アルペン・クラシックカー・ラリー 2015
2015.11.06-08
往年の国際ラリーで活躍したクラシックカーを、WRC等と同様のスプリントで競う本格的なターマック・ラリーを日本で再現したのがアルペン・クラシックカー・ラリー(ACCR)だ。日本のクラシックカー・ラリーは規定タイムを競うPCによる競技が主流だが、SSでタイムを競うWRC方式を日本で普及させるために始めたという意味合いも持つ。
アルペン・クラシックカー・ラリーは、これまで日本には無かったペースノートを使い本気で走る、クラシックカーによるスプリント・ラリー・イベントとして2012年から始められた。大会会長にはWRCを始めワールドワイドに活躍し、今年の全日本ラリーJN6クラスのチャンピオンを獲得したラリードライバーの新井敏弘氏が務める。
4回目となる今年のニュースは、これまでの1975年以前のクルマの「本戦クラス」に加え、1989年までの輸入車が参戦できる「オープンクラス」が新設されたことだ。これにより、幅広いオーナーが参加し易くなり、ランチア・デルタやポルシェ911等4台がエントリーした。
今回も3日間の日程で行われ、1日目はアークヒルズのカラヤン広場に集合しドライバーズ・ミーティングを行い、午前9時に1号車がスタート。SSが設けられた群馬県の嬬恋村まではリエゾン区間とされ、到着後は本戦コースでレキ走行が行われた。
2日目はフルにプログラムが組まれ、午前中に3本のSSが行われた。昼に一度サービスパークに戻り車両のメンテンスとランチタイムとされた。午後は更に濃密な内容となり4本のSSが用意され、激しいタイムアタックが繰り広げられたが、参加者のスキルは着実に向上しており、アクシデントは皆無だった。

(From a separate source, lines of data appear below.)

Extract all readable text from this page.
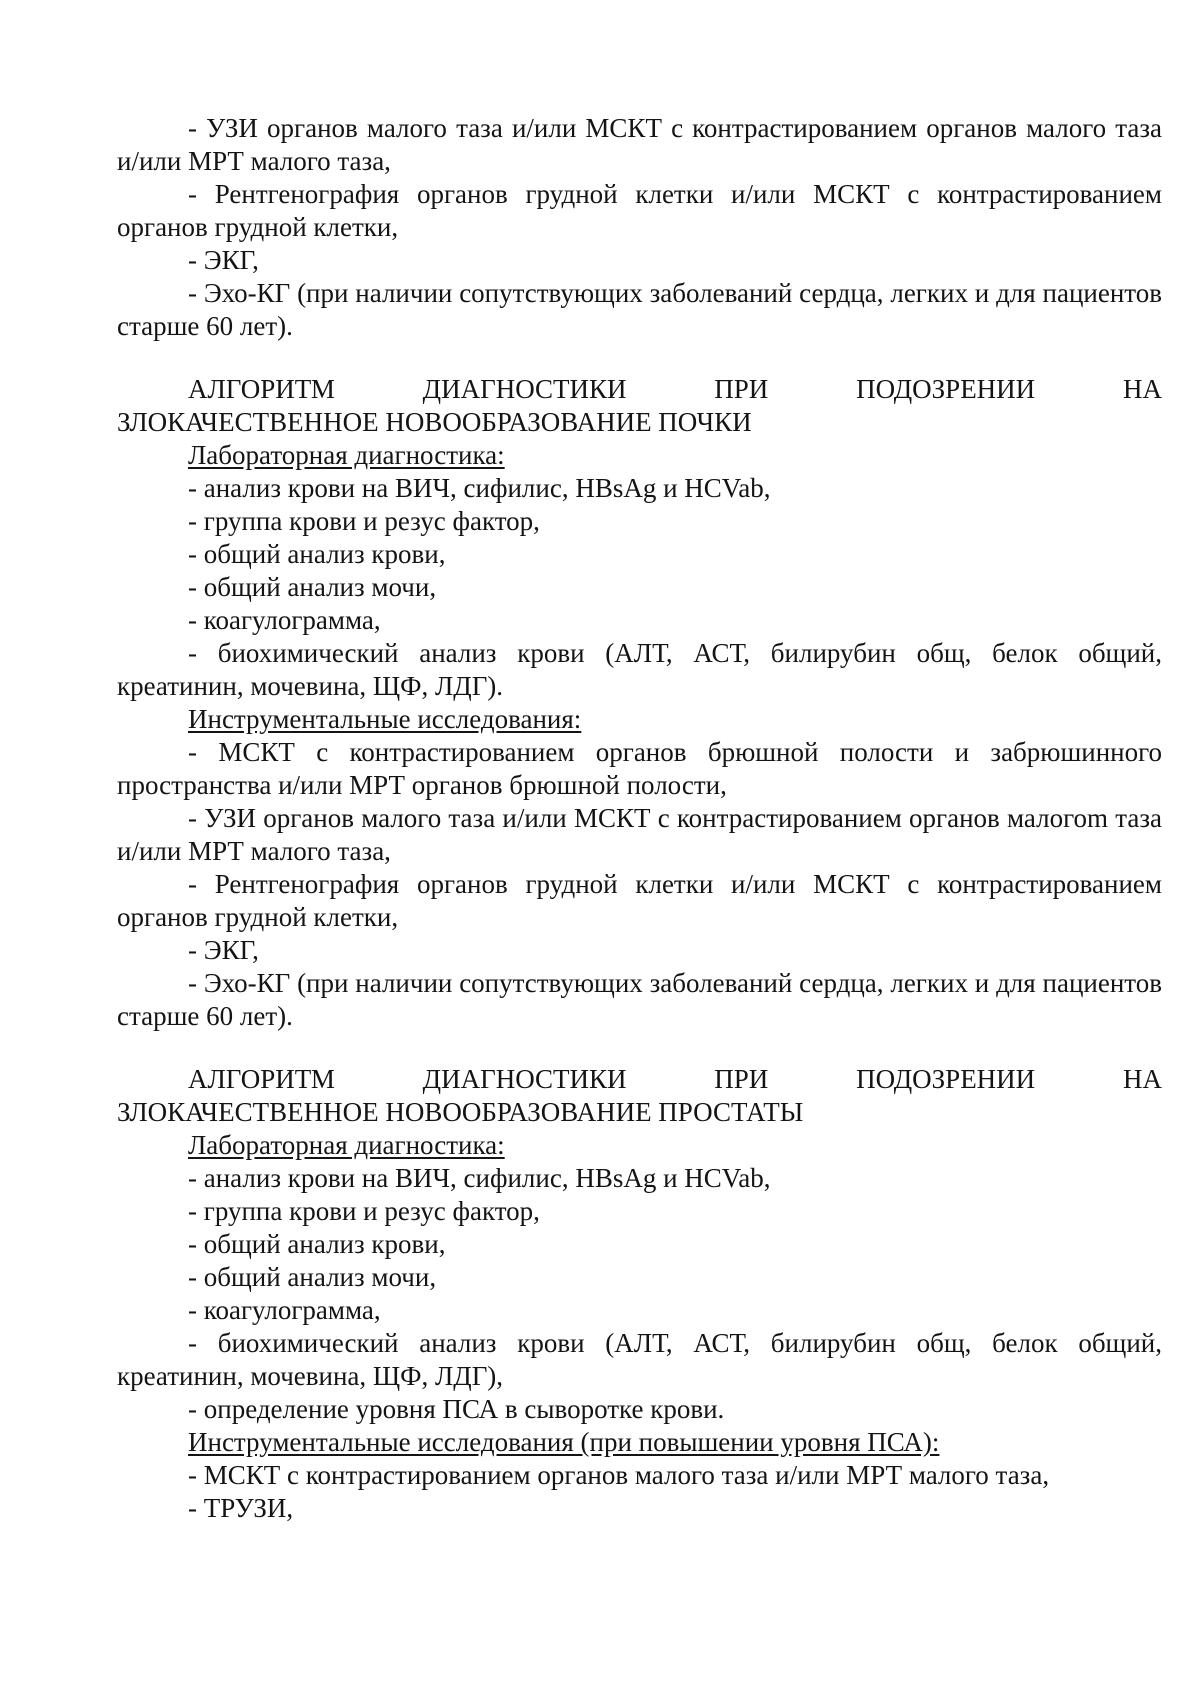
- УЗИ органов малого таза и/или МСКТ с контрастированием органов малого таза и/или МРТ малого таза,

- Рентгенография органов грудной клетки и/или МСКТ с контрастированием органов грудной клетки,

- ЭКГ,

- Эхо-КГ (при наличии сопутствующих заболеваний сердца, легких и для пациентов старше 60 лет).

АЛГОРИТМ	ДИАГНОСТИКИ	ПРИ	ПОДОЗРЕНИИ	НА
ЗЛОКАЧЕСТВЕННОЕ НОВООБРАЗОВАНИЕ ПОЧКИ

Лабораторная диагностика:

- анализ крови на ВИЧ, сифилис, HBsAg и HCVab,

- группа крови и резус фактор,

- общий анализ крови,

- общий анализ мочи,

- коагулограмма,

- биохимический анализ крови (АЛТ, АСТ, билирубин общ, белок общий, креатинин, мочевина, ЩФ, ЛДГ).

Инструментальные исследования:

- МСКТ с контрастированием органов брюшной полости и забрюшинного пространства и/или МРТ органов брюшной полости,

- УЗИ органов малого таза и/или МСКТ с контрастированием органов малогоm таза и/или МРТ малого таза,

- Рентгенография органов грудной клетки и/или МСКТ с контрастированием органов грудной клетки,

- ЭКГ,

- Эхо-КГ (при наличии сопутствующих заболеваний сердца, легких и для пациентов старше 60 лет).

АЛГОРИТМ	ДИАГНОСТИКИ	ПРИ	ПОДОЗРЕНИИ	НА
ЗЛОКАЧЕСТВЕННОЕ НОВООБРАЗОВАНИЕ ПРОСТАТЫ

Лабораторная диагностика:

- анализ крови на ВИЧ, сифилис, HBsAg и HCVab,

- группа крови и резус фактор,

- общий анализ крови,

- общий анализ мочи,

- коагулограмма,

- биохимический анализ крови (АЛТ, АСТ, билирубин общ, белок общий, креатинин, мочевина, ЩФ, ЛДГ),

- определение уровня ПСА в сыворотке крови.

Инструментальные исследования (при повышении уровня ПСА):

- МСКТ с контрастированием органов малого таза и/или МРТ малого таза,

- ТРУЗИ,
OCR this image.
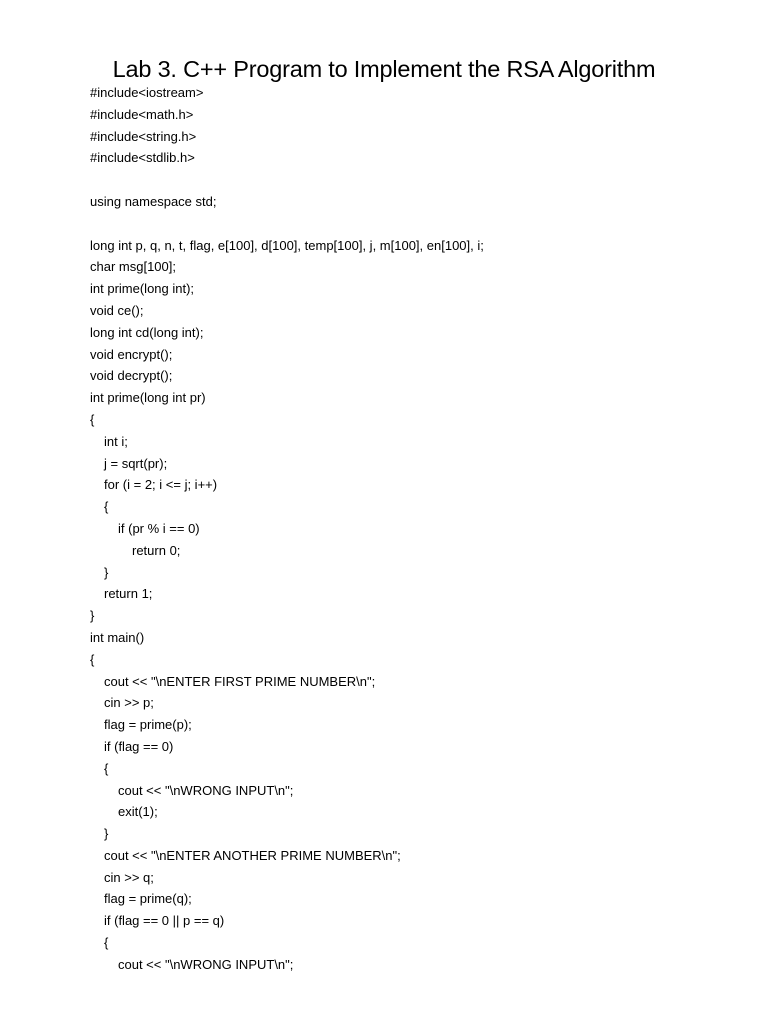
Lab 3. C++ Program to Implement the RSA Algorithm
#include<iostream>
#include<math.h>
#include<string.h>
#include<stdlib.h>
using namespace std;
long int p, q, n, t, flag, e[100], d[100], temp[100], j, m[100], en[100], i;
char msg[100];
int prime(long int);
void ce();
long int cd(long int);
void encrypt();
void decrypt();
int prime(long int pr)
{
int i;
j = sqrt(pr);
for (i = 2; i <= j; i++)
{
if (pr % i == 0)
return 0;
}
return 1;
}
int main()
{
cout << "\nENTER FIRST PRIME NUMBER\n";
cin >> p;
flag = prime(p);
if (flag == 0)
{
cout << "\nWRONG INPUT\n";
exit(1);
}
cout << "\nENTER ANOTHER PRIME NUMBER\n";
cin >> q;
flag = prime(q);
if (flag == 0 || p == q)
{
cout << "\nWRONG INPUT\n";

晩秋の開催だけに日暮れが早く、後半SSでは夕闇が迫り、4本目のSSはナイトステージとなり、往年のラリー・シーンを思わせる光景が広がった。
最終日となる3日目は天候が崩れたが朝7:30から競技がスタートし3本のSSにアタックした。参加者は条件の良くない路面コンディションにもかかわらず、確実で速い走りを見せていた。
SSをこなしたあとは再びアークヒルズのカラヤン広場を目指し、ここがフィニッシュ地点となった。ゴール後に表彰式が行われ、杉本/久保田組が2位に16秒の差をつけ優勝を勝ち取った。
新たに設けられたオープンクラスではこれまでとは異なる参加者を迎え、エントラントたちの満足度も高かったそうだ。また4回目と実績を重ねてきたことから、開催地との連携や運営面、ホスピタリティ面も大きく向上し、参加者や関係者からも高評価を得ていた。
本格的なターマック・ラリーを日本で再現した、唯一の存在であるアルペン・クラシックカー・ラリーは、着実に成長を遂げていた。走りを愛するクラシックカー・ファンはもちろん、ラリー・ファンにとって、これからも注目のイベントだ。